SpeechlyDecoder.SPEECHLY_ERROR_INVALID_MODEL
The model bundle is corrupted.
SpeechlyDecoder.SPEECHLY_ERROR_EXPIRED_MODEL
The model bundle contains a licence that has expired. All Speechly model bundles have a predefined lifetime after which the decoder library refuses to load the model.
SpeechlyDecoder.SPEECHLY_ERROR_UNEXPECTED_PARAMETER
The parameter Id given to SetParamI
, SetParamF
, GetParamI
or GetParamF
is invalid.
SpeechlyDecoder.SPEECHLY_ERROR_UNEXPECTED_PARAMETER_VALUE
The parameter value given to SetParamI
, SetParamF
is invalid for the
given parameterId
.
SpeechlyDecoder.SPEECHLY_ERROR_MEMORY_ERROR
There was an error related to memory allocation. Most likely this means you have run out of memory.
SpeechlyDecoder.SPEECHLY_ERROR_UNEXPECTED_ERROR
Something unexpected happened in the decoder.
SpeechlyDecoder.SPEECHLY_ERROR_NONE
No error happened. Note that the error code of a thrown DecoderException
should always be something else than this. So there should never be a need
to check for this value.
Parameter constants
These are valid values for the parameterId
argument in the
GetParamI
/SetParamI
/GetParamF
/SetParamF
methods. For the time being
these are all related to internals of the Voice Activity Detection feature.
In general it should not be necessary to set/get any of these, as the
default values will provide good performance in most cases. These constants
are subject to change, and will be more thoroughly documented in a future
release. They are listed here merely for the sake of completeness.
SpeechlyDecoder.SPEECHLY_VAD_CONFIG_SIGNAL_TO_NOISE_DB_F
VAD signal-to-noise energy ratio needed for frame to be 'loud'.
SpeechlyDecoder.SPEECHLY_VAD_CONFIG_NOISE_GATE_DB_F
VAD Energy threshold - below this won't trigger activation. Range (-90.0f, 0.0f).
SpeechlyDecoder.SPEECHLY_VAD_CONFIG_NOISE_LEARN_HALFTIME_MS_I
VAD Rate of background noise learn.
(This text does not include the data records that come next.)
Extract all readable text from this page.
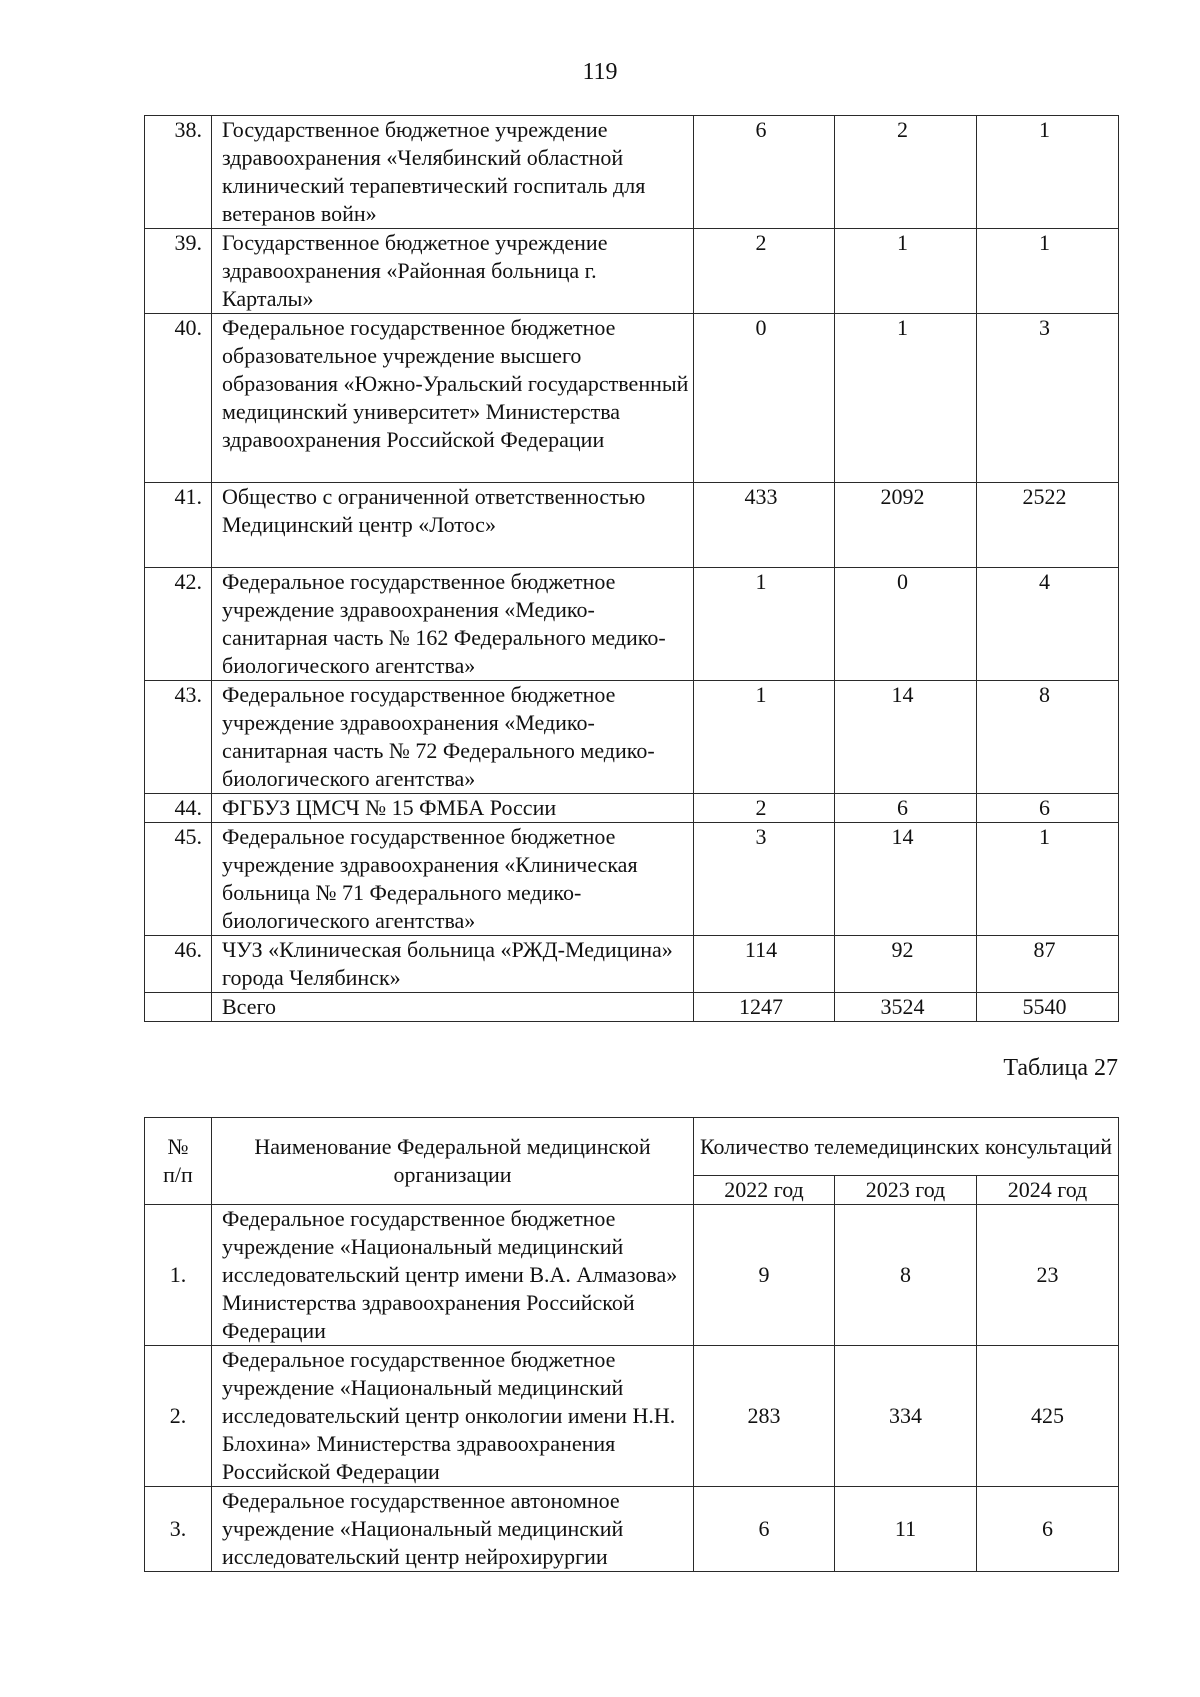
119
38.	Государственное бюджетное учреждение здравоохранения «Челябинский областной клинический терапевтический госпиталь для ветеранов войн»	6	2	1
39.	Государственное бюджетное учреждение здравоохранения «Районная больница г. Карталы»	2	1	1
40.	Федеральное государственное бюджетное образовательное учреждение высшего образования «Южно-Уральский государственный медицинский университет» Министерства здравоохранения Российской Федерации	0	1	3
41.	Общество с ограниченной ответственностью Медицинский центр «Лотос»	433	2092	2522
42.	Федеральное государственное бюджетное учреждение здравоохранения «Медико-санитарная часть № 162 Федерального медико-биологического агентства»	1	0	4
43.	Федеральное государственное бюджетное учреждение здравоохранения «Медико-санитарная часть № 72 Федерального медико-биологического агентства»	1	14	8
44.	ФГБУЗ ЦМСЧ № 15 ФМБА России	2	6	6
45.	Федеральное государственное бюджетное учреждение здравоохранения «Клиническая больница № 71 Федерального медико-биологического агентства»	3	14	1
46.	ЧУЗ «Клиническая больница «РЖД-Медицина» города Челябинск»	114	92	87
	Всего	1247	3524	5540
Таблица 27
№
п/п	Наименование Федеральной медицинской организации	Количество телемедицинских консультаций		
		2022 год	2023 год	2024 год
1.	Федеральное государственное бюджетное учреждение «Национальный медицинский исследовательский центр имени В.А. Алмазова» Министерства здравоохранения Российской Федерации	9	8	23
2.	Федеральное государственное бюджетное учреждение «Национальный медицинский исследовательский центр онкологии имени Н.Н. Блохина» Министерства здравоохранения Российской Федерации	283	334	425
3.	Федеральное государственное автономное учреждение «Национальный медицинский исследовательский центр нейрохирургии	6	11	6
Defined as duration in which background noise energy is moved halfway towards current frame's energy. Range (0, 5000).
SpeechlyDecoder.SPEECHLY_VAD_CONFIG_SIGNAL_ACTIVATION_F
VAD 'loud' to 'silent' ratio in signal_search_frames to activate 'is_signal_detected'. Range(.0f, 1.0f).
SpeechlyDecoder.SPEECHLY_VAD_CONFIG_SIGNAL_RELEASE_F
VAD 'loud' to 'silent' ratio in signal_search_frames to keep 'is_signal_detected' active. Only evaluated when the sustain period is over. Range(.0f, 1.0f).
SpeechlyDecoder.SPEECHLY_VAD_CONFIG_SIGNAL_SUSTAIN_MS_I
VAD duration to keep 'is_signal_detected' active. Renewed as long as VADActivation is holds true. Range(0, 8000).
SpeechlyDecoder.SPEECHLY_VAD_CONFIG_SIGNAL_SEARCH_FRAMES_I
VAD number of past audio frames analyzed by energy threshold VAD. Range(1, 32).